Followership, which is based upon trust, is a reciprocal act. As historian and leadership author James McGregor Burns teaches, people follow the leader because they share similar values. A leader’s reputation therefore is essential to creating trust, and in turn getting people to work together to achieve mutually beneficial aims.

How a leader nurtures his or her reputation is important to creating followership. Reputation is the sum of what a leader accomplishes and how he or she does it. That means if the leader builds a business but treats employees poorly, he will be regarded as an adept businessperson but a lousy individual to work for. Conversely if the manager is approachable and personable but can never seem to get things done, then he will be viewed as a nice person but an inept boss.

Another word that those of us in the leadership development community use for reputation is brand. While some may wince at this term, it does resonate. Savvy executives know that brand is more than a product or service; it is the sum of how and why you connect with consumers and what they think of you.

The same applies to leaders. So when building a reputation or brand, it really is a practice of considering how your actions affect others. Leaders are judged by their accomplishments, but those achievements only occur when others believe in the leader. As with followership, a successful leader’s brand relies upon reciprocity.
How that brand is nurtured is important, and here are some suggestions.
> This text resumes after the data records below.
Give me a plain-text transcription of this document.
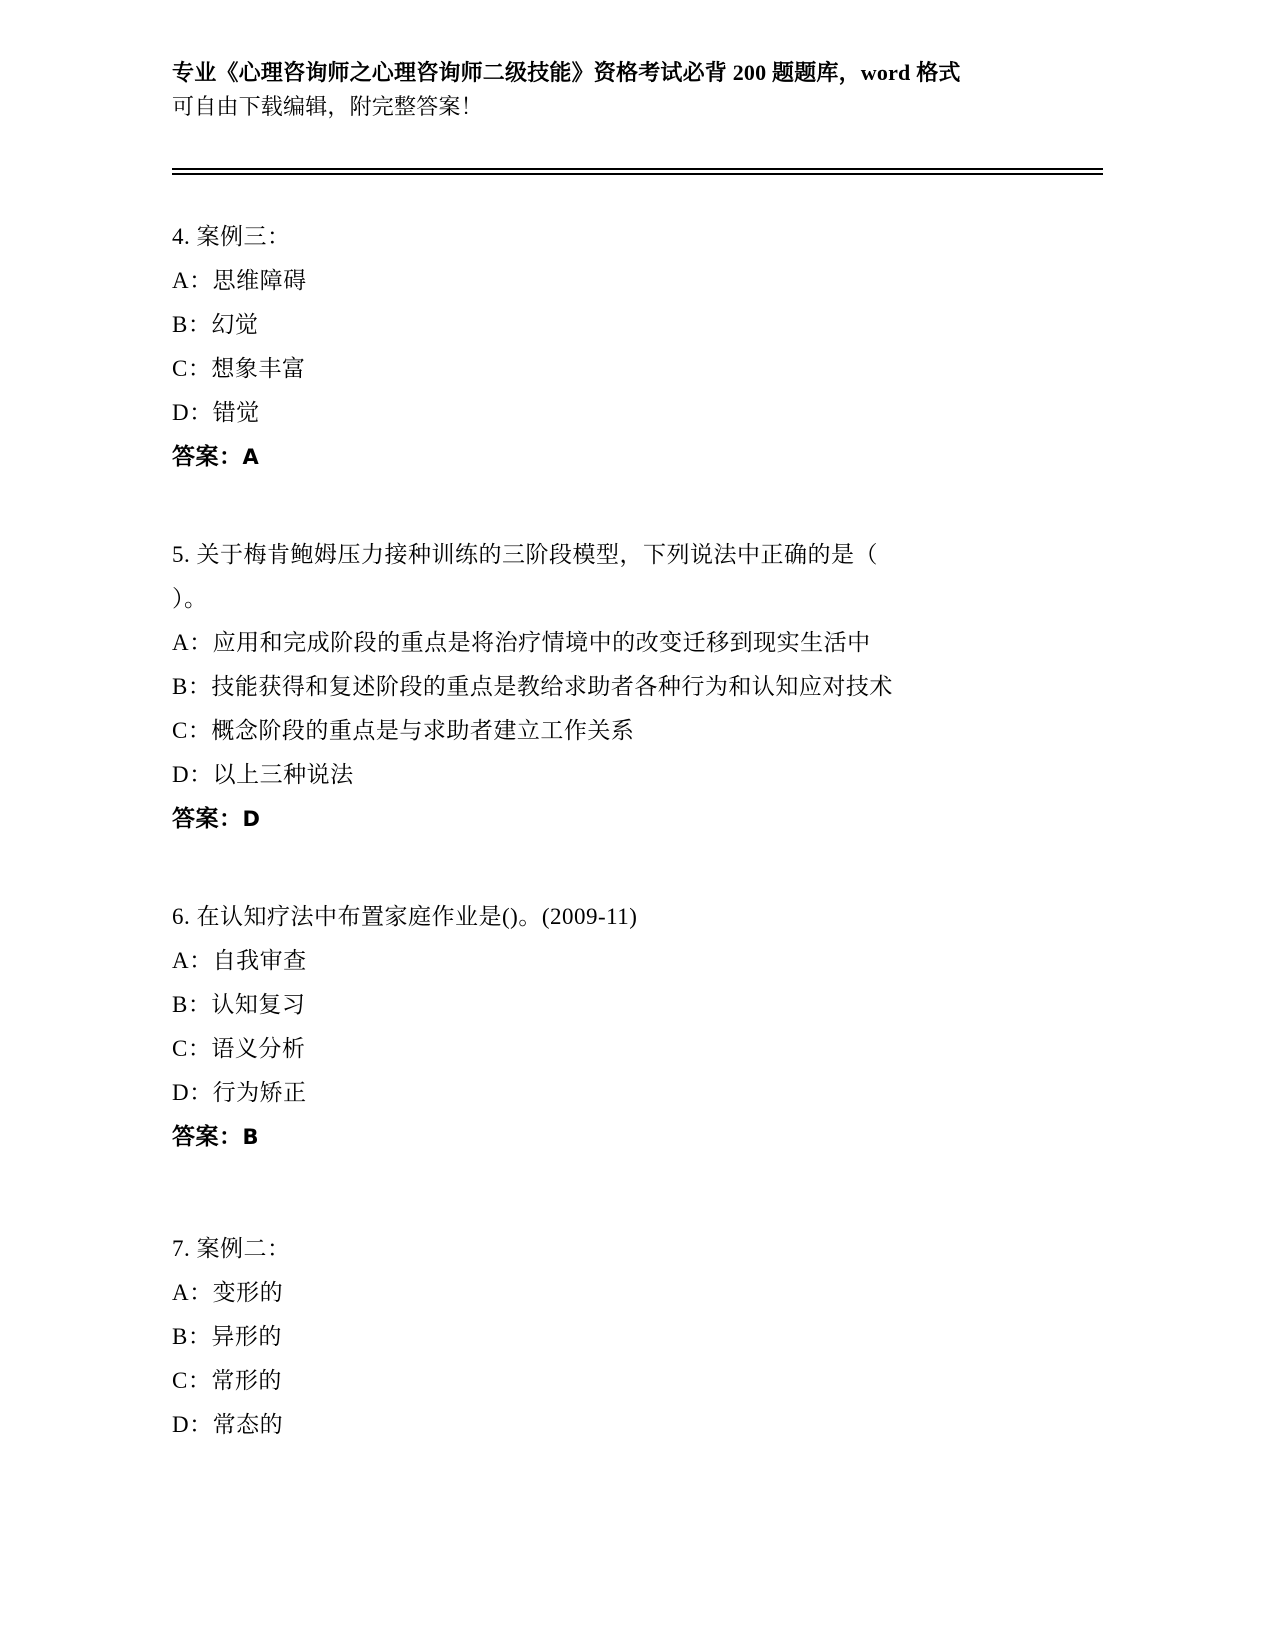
专业《心理咨询师之心理咨询师二级技能》资格考试必背 200 题题库，word 格式
可自由下载编辑，附完整答案！
4. 案例三：
A：思维障碍
B：幻觉
C：想象丰富
D：错觉
答案：A
5. 关于梅肯鲍姆压力接种训练的三阶段模型，下列说法中正确的是（
）。
A：应用和完成阶段的重点是将治疗情境中的改变迁移到现实生活中
B：技能获得和复述阶段的重点是教给求助者各种行为和认知应对技术
C：概念阶段的重点是与求助者建立工作关系
D：以上三种说法
答案：D
6. 在认知疗法中布置家庭作业是()。(2009-11)
A：自我审查
B：认知复习
C：语义分析
D：行为矫正
答案：B
7. 案例二：
A：变形的
B：异形的
C：常形的
D：常态的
Communicate by example. What a leader says is important, but what a leader does is even more important. People are more likely to follow a leader who follows through on what he promises and lives with the consequences. Failure to meet a deadline isn’t necessarily a failure of leadership. Failure to set the right example is.
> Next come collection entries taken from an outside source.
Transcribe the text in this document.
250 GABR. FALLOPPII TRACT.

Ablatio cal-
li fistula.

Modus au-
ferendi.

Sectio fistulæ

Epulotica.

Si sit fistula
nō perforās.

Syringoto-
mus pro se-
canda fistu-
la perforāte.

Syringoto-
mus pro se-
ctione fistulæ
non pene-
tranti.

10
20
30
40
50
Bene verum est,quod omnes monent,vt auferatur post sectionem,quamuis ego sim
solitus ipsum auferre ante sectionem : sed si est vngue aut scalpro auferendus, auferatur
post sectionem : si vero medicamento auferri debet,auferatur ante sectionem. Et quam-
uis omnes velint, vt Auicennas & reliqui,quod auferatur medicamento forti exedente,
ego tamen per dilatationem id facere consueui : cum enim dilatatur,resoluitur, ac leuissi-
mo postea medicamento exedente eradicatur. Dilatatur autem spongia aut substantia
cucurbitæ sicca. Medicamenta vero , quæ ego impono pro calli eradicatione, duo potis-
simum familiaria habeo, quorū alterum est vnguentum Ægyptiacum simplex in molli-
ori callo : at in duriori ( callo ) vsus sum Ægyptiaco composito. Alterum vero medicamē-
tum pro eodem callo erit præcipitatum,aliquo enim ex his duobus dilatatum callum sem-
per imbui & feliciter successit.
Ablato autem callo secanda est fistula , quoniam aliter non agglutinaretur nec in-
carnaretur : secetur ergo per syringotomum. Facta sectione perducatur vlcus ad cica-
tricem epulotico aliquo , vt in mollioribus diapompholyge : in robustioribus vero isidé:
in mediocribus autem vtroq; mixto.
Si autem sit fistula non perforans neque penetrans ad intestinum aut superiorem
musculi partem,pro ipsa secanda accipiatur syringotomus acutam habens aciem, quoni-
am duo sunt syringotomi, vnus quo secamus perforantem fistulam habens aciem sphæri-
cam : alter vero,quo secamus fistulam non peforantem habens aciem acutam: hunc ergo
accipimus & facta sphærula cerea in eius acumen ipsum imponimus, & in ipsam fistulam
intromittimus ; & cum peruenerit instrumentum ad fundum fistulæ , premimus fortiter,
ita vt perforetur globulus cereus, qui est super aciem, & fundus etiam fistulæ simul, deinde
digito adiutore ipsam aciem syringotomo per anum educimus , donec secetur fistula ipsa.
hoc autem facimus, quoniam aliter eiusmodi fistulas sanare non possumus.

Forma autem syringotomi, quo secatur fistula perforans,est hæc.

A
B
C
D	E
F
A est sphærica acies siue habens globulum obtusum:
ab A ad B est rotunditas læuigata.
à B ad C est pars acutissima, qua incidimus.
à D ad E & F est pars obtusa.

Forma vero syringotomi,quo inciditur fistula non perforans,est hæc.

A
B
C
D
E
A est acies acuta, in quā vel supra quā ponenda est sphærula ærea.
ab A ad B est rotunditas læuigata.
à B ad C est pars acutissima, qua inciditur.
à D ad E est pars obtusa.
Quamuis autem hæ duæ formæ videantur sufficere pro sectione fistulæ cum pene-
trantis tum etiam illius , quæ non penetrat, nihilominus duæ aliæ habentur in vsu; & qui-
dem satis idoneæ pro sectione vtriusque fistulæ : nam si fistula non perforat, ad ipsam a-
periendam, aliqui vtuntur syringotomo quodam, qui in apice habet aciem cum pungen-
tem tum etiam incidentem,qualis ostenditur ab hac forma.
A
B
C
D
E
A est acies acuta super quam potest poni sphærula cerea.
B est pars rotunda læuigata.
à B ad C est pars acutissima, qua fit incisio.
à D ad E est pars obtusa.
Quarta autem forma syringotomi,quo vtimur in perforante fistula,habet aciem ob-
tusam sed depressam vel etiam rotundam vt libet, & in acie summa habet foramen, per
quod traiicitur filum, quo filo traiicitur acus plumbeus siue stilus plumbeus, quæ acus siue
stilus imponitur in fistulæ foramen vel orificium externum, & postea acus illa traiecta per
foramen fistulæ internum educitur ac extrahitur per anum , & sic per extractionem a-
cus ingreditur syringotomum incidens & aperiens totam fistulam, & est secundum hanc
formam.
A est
Stand by your convictions. The true mark of a leader is what she does when things are going poorly. Acting in the name of expediency is the ruin of many a promising executive. A decision is a leadership choice and good leaders are ones that stand up for what they believe and act on those convictions. They may not always win, but you know where they stand and what they stand for.

Radiate hope and confidence. Leaders need to give people a reason to believe in themselves. Leaders are those who can look over the horizon and see the possibilities of what lies ahead. Good leaders are those who can bring others along to see it too. Imbuing the future with a sense of hope and then demonstrating confidence to make good things happen is fundamental to leadership. This does not mean the future will unfold as planned, or that there will not be hardships along the way. But it does mean that leaders see the bigger picture and work to make things better.

A leader’s brand radiates throughout the organization but it also carries to the outside. When the CEO is respected, it casts a halo of excellence around the organization. The prime example of this is Steve Jobs at Apple; his vision is Apple’s mission. Similarly Colin Powell’s legacy of service to the nation as a soldier and statesman lends credibility to the organizations he has led, namely the Army and the State Department. Such leaders can positively influence public perceptions about the organizations they lead.

When it comes to reputation, how you do sometimes matters more than what you do. A leader’s ability to get things done right will depend upon treating people right. What a leader does is rooted in mission; how a leader does it shapes his legacy.